This morning at 10:00 am EST, the Executive Editor of the Washington Post, Leonard Downie Jr., was on-line fielding questions about Bob Woodward’s source and the CIA leak case in general.

Here is the link to the story:

Post Executive Editor Discusses Woodward

Reporter’s Silence in CIA Leak Case Scrutinized
Well, I read through this and what struck me were his very specific references to the blanket waiver surrounding the confidentiality between Woodward and his secret “source”. Below are both references from the article:

Leonard Downie Jr.: This casual part of a long interview for Bob’s book was part of an overall confidential source agreement that cannot be broken or taken apart in any way without the source’s permission. So far, the source has agreed only to Bob testifying about their conversation in the Fitzgerald investigation.

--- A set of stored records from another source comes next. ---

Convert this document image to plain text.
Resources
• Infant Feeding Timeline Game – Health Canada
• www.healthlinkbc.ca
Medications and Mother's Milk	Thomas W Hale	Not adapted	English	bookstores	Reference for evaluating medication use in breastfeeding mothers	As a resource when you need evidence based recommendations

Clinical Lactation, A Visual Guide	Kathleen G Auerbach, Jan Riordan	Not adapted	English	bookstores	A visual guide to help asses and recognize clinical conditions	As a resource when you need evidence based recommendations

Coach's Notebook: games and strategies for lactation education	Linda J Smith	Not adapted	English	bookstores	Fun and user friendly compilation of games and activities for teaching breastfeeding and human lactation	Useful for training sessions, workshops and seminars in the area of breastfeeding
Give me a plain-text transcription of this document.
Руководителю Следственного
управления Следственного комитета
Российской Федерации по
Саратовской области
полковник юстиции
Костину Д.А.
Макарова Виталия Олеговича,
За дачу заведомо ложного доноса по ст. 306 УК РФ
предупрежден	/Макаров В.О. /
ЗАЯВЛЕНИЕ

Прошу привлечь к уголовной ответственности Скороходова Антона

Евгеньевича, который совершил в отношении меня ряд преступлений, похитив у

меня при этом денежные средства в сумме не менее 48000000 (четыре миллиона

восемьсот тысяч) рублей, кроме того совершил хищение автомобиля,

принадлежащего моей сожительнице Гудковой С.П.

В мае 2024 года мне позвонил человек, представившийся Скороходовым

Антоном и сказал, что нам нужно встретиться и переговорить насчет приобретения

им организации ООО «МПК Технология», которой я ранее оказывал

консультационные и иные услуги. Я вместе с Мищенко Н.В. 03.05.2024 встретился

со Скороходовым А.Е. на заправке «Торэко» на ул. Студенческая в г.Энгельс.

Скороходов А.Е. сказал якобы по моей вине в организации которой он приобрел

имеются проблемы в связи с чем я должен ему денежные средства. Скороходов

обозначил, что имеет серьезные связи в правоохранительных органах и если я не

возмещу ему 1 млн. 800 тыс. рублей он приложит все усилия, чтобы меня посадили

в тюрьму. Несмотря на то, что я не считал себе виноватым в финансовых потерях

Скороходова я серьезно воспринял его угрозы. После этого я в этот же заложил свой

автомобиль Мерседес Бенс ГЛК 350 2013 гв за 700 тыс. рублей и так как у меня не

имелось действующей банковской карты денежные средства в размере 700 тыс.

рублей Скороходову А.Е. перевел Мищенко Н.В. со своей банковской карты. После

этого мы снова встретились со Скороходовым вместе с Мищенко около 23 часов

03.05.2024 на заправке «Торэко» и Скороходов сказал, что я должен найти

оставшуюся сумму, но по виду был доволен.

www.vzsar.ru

Leonard Downie Jr.: Excellent question. The interview that was taking place when the gossipy exchange took place was entirely covered by a confidential source agreement. Therefore, the gossipy exchange was, too. It wasn’t as though it had occurred in some other casual conversation outside the confidential source agreement.

So it looks to me that whoever this source is, he had a very complex confidentiality agreement with Woodward and he spent hours with him in an interview for the book which is when he spewed forth the interesting gossip about Wilson’s wife.

So my question is this, would all 75 of the offficials he interviewed have THAT complicated a confidentiality agreement? Or would that type of agreement fit more closely with a very important figure?

I know most of you will think I’m being crazy, but my money is still on George himself being Woodward’s source.